Отрывок из «6-ой класс», где речь зашла о национальном вопросе, я помещаю в свой ЖЖ, чуть -чуть подредактировав свои комментарии.

Страницы из дневника 1940 года в тексте выделены курсивом

29/IV

От мамки я узнали, что я бесштатная, и могу в комсомол поступить только с 16-ти лет. Другие в 15 лет вступают, а я не могу из-за гражданства. А я вовсе не хочу быть немкой.

Врывается тема, которой в дневнике еще не было. «А я вовсе не хочу быть немкой», - записано девочкой, кстати, не различившей гражданство и национальность, 29 апреля 1940 года. Дневник автор ведет на русском языке, но дома говорит по-немецки. О подругах думает, беседуя с ними в уме - по-русски, о матери, братишках, отце - по-немецки.

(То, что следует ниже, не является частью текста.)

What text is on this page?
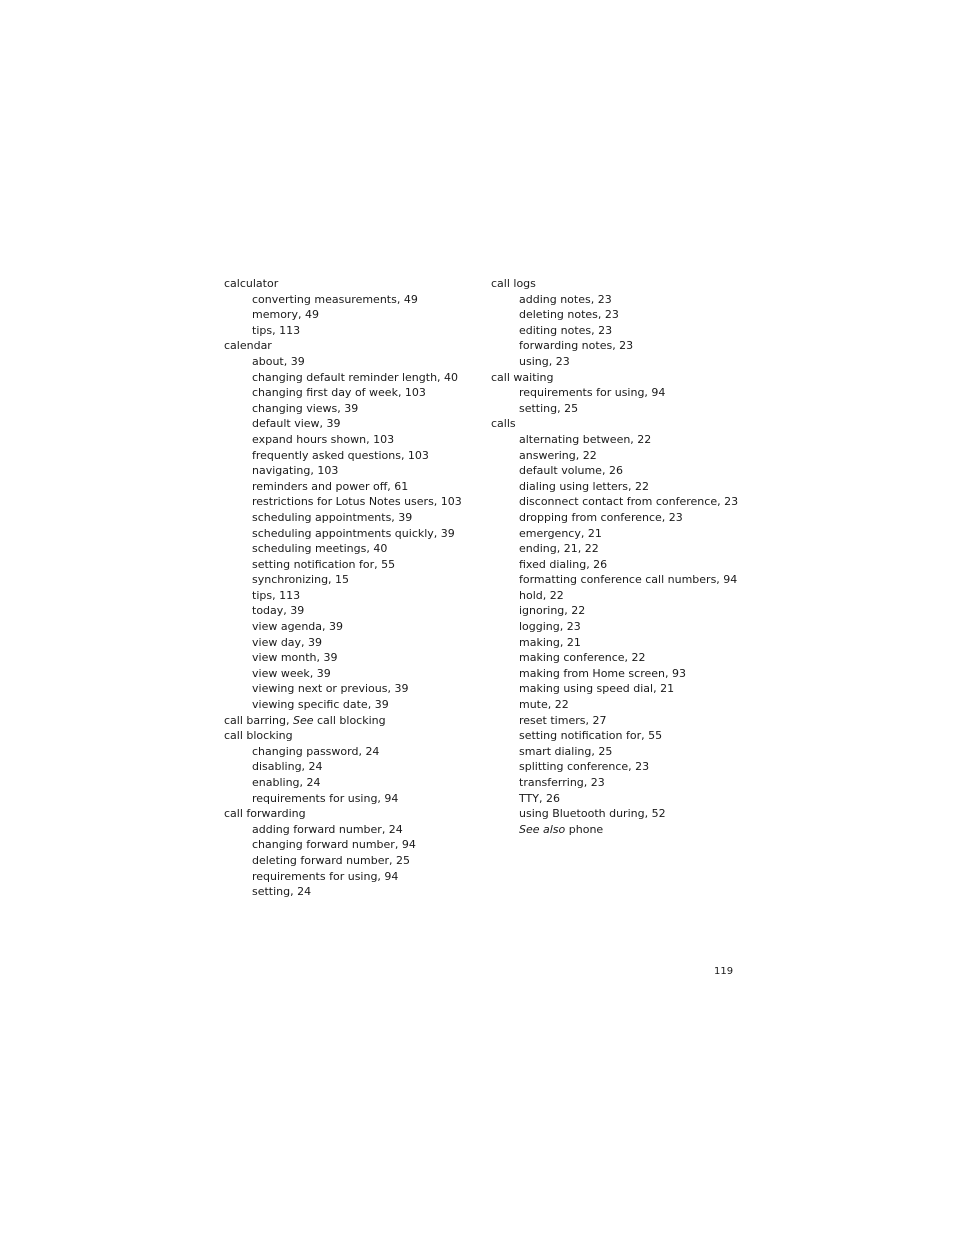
calculator
converting measurements, 49
memory, 49
tips, 113
calendar
about, 39
changing default reminder length, 40
changing first day of week, 103
changing views, 39
default view, 39
expand hours shown, 103
frequently asked questions, 103
navigating, 103
reminders and power off, 61
restrictions for Lotus Notes users, 103
scheduling appointments, 39
scheduling appointments quickly, 39
scheduling meetings, 40
setting notification for, 55
synchronizing, 15
tips, 113
today, 39
view agenda, 39
view day, 39
view month, 39
view week, 39
viewing next or previous, 39
viewing specific date, 39
call barring, See call blocking
call blocking
changing password, 24
disabling, 24
enabling, 24
requirements for using, 94
call forwarding
adding forward number, 24
changing forward number, 94
deleting forward number, 25
requirements for using, 94
setting, 24
call logs
adding notes, 23
deleting notes, 23
editing notes, 23
forwarding notes, 23
using, 23
call waiting
requirements for using, 94
setting, 25
calls
alternating between, 22
answering, 22
default volume, 26
dialing using letters, 22
disconnect contact from conference, 23
dropping from conference, 23
emergency, 21
ending, 21, 22
fixed dialing, 26
formatting conference call numbers, 94
hold, 22
ignoring, 22
logging, 23
making, 21
making conference, 22
making from Home screen, 93
making using speed dial, 21
mute, 22
reset timers, 27
setting notification for, 55
smart dialing, 25
splitting conference, 23
transferring, 23
TTY, 26
using Bluetooth during, 52
See also phone
119
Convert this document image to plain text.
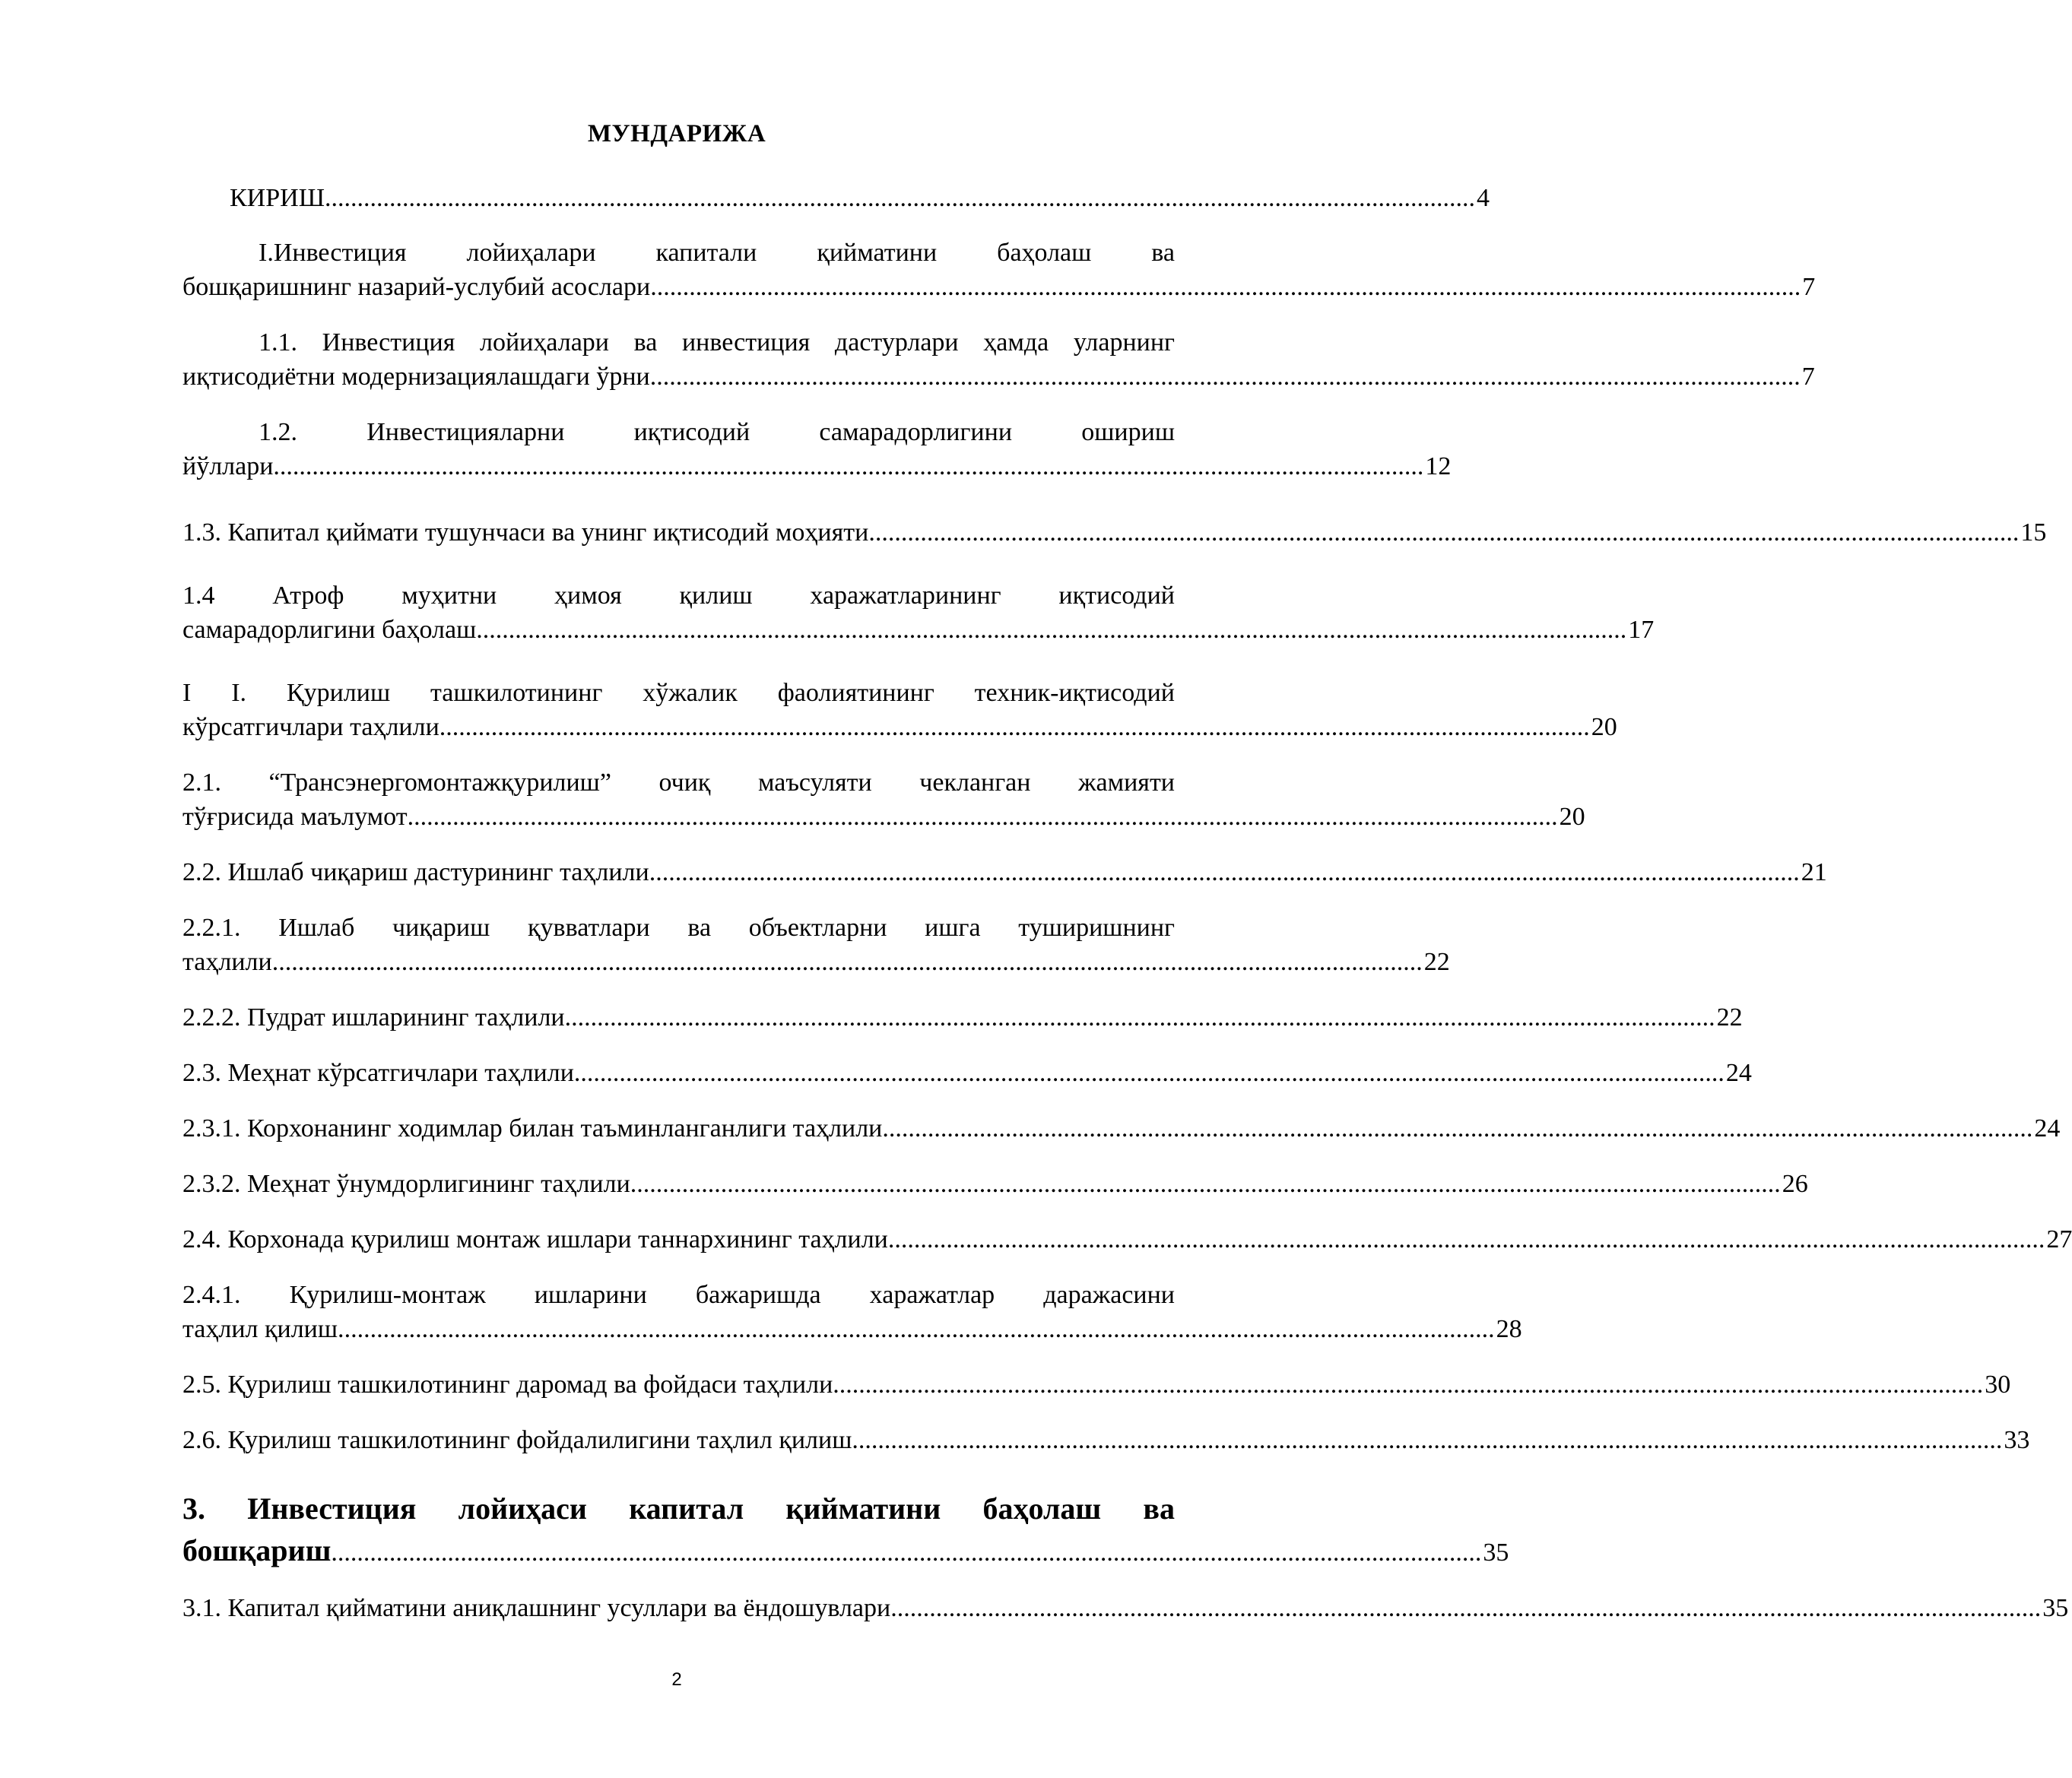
МУНДАРИЖА
КИРИШ .................................................................................................................................................................................. 4
І.Инвестиция лойиҳалари капитали қийматини баҳолаш ва
бошқаришнинг назарий-услубий асослари .................................................................................................................................................................................. 7
1.1. Инвестиция лойиҳалари ва инвестиция дастурлари ҳамда уларнинг
иқтисодиётни модернизациялашдаги ўрни .................................................................................................................................................................................. 7
1.2. Инвестицияларни иқтисодий самарадорлигини ошириш
йўллари .................................................................................................................................................................................. 12
1.3. Капитал қиймати тушунчаси ва унинг иқтисодий моҳияти .................................................................................................................................................................................. 15
1.4 Атроф муҳитни ҳимоя қилиш харажатларининг иқтисодий
самарадорлигини баҳолаш .................................................................................................................................................................................. 17
І І. Қурилиш ташкилотининг хўжалик фаолиятининг техник-иқтисодий
кўрсатгичлари таҳлили .................................................................................................................................................................................. 20
2.1. “Трансэнергомонтажқурилиш” очиқ маъсуляти чекланган жамияти
тўғрисида маълумот .................................................................................................................................................................................. 20
2.2. Ишлаб чиқариш дастурининг таҳлили .................................................................................................................................................................................. 21
2.2.1. Ишлаб чиқариш қувватлари ва объектларни ишга туширишнинг
таҳлили .................................................................................................................................................................................. 22
2.2.2. Пудрат ишларининг таҳлили .................................................................................................................................................................................. 22
2.3. Меҳнат кўрсатгичлари таҳлили .................................................................................................................................................................................. 24
2.3.1. Корхонанинг ходимлар билан таъминланганлиги таҳлили .................................................................................................................................................................................. 24
2.3.2. Меҳнат ўнумдорлигининг таҳлили .................................................................................................................................................................................. 26
2.4. Корхонада қурилиш монтаж ишлари таннархининг таҳлили. .................................................................................................................................................................................. 27
2.4.1. Қурилиш-монтаж ишларини бажаришда харажатлар даражасини
таҳлил қилиш. .................................................................................................................................................................................. 28
2.5. Қурилиш ташкилотининг даромад ва фойдаси таҳлили .................................................................................................................................................................................. 30
2.6. Қурилиш ташкилотининг фойдалилигини таҳлил қилиш .................................................................................................................................................................................. 33
3. Инвестиция лойиҳаси капитал қийматини баҳолаш ва
бошқариш .................................................................................................................................................................................. 35
3.1. Капитал қийматини аниқлашнинг усуллари ва ёндошувлари .................................................................................................................................................................................. 35
2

Ее волнуют события в Испании и, по секрету, еще с детского сада, она мечтает поехать в Африку - объяснять неграм, что они обязательно должны подняться на борьбу против своих угнетателей. Она хочет быть военным комиссаром в Красной Армии и поэтому, хотя и родилась девчонкой, мечтает обрести характер мальчишки. Она пионерка, звеньевая, и хочет стать комсомолкой, и как можно скорее. И вот неожиданно ей разъясняют: ее вступлению в комсомол может помешать то, что родители - немецкие политэмигранты, живущие в СССР без гражданства, с «видом на жительство». Из-за этого ей только в 16 лет дадут собственное гражданство, советское, конечно, раз она этого хочет, но пока ей дорога в комсомол закрыта.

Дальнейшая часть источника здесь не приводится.